Down on a monthly basis, but up sharply year over year

In January, Li Auto delivered 31,165 of its vehicles. Although this was down by 38% from the December tally, it was more than double the January 2023 figure. All told, through the end of the month, Li Auto's cumulative deliveries hit 664,529 units.

While no auto industry investor likes to see double-digit slides in monthly delivery figures, slumps in the early parts of the year are not atypical. Several factors play into this, including high expenditures during the holiday season (which leave less disposable income for big-ticket items like cars), and prohibitively cold weather keeping would-be customers away from dealerships.
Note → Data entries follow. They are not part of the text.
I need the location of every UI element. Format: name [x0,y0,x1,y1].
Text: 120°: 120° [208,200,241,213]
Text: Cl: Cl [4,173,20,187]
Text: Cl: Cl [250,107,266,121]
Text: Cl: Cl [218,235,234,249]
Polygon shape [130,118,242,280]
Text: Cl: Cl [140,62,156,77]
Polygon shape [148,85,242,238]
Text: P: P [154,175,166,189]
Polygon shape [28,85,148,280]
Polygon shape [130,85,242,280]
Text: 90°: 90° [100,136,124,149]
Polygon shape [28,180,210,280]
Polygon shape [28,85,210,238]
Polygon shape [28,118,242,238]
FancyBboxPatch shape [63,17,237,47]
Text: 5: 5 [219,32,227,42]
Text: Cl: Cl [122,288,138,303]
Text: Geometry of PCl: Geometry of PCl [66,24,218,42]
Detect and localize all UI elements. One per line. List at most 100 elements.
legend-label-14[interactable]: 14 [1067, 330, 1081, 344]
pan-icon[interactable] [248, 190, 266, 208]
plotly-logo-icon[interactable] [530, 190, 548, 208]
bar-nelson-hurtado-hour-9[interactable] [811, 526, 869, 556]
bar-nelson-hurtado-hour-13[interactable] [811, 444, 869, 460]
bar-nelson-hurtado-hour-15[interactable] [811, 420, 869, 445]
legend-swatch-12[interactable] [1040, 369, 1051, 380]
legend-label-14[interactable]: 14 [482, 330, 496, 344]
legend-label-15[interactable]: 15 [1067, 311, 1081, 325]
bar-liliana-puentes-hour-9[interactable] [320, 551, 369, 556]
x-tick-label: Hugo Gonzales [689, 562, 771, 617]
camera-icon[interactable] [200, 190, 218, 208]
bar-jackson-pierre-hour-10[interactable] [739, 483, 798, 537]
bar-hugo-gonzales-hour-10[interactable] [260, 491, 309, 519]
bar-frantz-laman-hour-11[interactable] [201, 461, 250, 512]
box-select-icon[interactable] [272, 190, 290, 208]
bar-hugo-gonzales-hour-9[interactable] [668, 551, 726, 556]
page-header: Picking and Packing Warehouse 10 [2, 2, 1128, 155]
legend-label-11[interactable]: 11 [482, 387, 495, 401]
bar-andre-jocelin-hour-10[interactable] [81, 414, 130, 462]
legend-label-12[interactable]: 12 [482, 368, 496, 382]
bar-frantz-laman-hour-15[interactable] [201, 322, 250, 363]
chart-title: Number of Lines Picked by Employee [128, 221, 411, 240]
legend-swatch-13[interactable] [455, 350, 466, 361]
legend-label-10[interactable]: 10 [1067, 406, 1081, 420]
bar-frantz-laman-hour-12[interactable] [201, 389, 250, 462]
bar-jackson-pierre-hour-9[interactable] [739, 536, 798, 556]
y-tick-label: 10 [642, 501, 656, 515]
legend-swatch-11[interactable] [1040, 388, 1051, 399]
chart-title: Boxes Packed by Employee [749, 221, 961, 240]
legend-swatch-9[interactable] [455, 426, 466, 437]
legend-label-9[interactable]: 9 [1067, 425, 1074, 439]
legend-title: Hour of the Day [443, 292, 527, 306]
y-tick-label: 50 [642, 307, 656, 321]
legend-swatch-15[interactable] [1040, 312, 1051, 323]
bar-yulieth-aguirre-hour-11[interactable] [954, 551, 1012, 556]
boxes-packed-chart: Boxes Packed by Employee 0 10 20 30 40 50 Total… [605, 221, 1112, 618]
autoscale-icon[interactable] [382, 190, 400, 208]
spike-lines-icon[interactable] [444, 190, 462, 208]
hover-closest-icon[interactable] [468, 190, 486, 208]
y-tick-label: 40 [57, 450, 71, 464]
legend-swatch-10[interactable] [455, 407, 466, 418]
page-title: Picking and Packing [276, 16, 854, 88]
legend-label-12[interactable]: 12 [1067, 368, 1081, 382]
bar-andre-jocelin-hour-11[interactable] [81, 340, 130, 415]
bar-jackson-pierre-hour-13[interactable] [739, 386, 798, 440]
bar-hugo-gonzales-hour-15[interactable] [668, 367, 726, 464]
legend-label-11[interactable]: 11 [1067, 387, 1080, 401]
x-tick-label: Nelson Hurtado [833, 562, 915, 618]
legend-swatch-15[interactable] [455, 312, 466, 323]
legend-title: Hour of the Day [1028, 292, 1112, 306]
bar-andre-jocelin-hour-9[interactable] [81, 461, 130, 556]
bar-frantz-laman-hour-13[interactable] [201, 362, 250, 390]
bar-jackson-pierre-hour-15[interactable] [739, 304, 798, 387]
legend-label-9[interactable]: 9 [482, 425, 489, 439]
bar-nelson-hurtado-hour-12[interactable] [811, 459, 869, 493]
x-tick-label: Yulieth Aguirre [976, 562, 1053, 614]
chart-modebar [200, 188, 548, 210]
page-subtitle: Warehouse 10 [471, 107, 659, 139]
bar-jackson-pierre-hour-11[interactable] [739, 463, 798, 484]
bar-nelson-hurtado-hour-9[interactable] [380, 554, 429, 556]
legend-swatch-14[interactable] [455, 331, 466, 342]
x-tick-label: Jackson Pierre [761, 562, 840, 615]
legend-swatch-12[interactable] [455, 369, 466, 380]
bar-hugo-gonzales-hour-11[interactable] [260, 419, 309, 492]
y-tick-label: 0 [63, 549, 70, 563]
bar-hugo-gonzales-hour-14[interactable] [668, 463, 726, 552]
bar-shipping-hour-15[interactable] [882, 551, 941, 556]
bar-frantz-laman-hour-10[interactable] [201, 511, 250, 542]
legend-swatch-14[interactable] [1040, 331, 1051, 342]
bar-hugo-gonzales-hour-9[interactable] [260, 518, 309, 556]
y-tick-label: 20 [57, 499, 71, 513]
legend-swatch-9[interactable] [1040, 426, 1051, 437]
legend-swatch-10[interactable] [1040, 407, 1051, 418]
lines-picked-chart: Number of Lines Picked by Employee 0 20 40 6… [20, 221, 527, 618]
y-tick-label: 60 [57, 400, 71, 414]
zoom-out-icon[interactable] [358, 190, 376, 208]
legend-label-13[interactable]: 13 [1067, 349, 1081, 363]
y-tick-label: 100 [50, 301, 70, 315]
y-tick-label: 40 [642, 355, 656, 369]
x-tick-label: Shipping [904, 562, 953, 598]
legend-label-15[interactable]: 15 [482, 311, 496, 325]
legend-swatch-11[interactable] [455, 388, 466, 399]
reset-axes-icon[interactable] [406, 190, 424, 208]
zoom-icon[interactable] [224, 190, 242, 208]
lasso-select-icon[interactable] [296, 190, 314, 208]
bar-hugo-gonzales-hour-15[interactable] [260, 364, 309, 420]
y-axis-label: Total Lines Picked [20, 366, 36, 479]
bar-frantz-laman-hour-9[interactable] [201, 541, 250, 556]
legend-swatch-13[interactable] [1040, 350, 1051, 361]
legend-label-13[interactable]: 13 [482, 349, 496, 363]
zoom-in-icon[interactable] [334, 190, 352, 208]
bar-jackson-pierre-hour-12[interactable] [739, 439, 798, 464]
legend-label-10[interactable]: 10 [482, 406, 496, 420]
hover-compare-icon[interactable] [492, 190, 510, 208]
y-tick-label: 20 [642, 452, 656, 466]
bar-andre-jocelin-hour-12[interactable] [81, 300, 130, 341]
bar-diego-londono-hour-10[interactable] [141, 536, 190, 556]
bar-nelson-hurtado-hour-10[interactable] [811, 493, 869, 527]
In Li Auto's case, market players might have been encouraged by several points company management made in its delivery figures press release. It didn't hesitate to mention that as the year unfolds it will have eight models in its showrooms, four of which are extended-range EVs. Such vehicles are a good fit for such a vast country as China.

A reason to be cheerful?

Investors generally are looking for a reason to be cheerful about EV stocks, since they haven't been popular lately, for the most part. Sales are slowing now that the segment is becoming more established, and once-impressive growth numbers have started to obey gravity. This delivery report from Li Auto could have been better, but the market seemed relieved it wasn't significantly worse.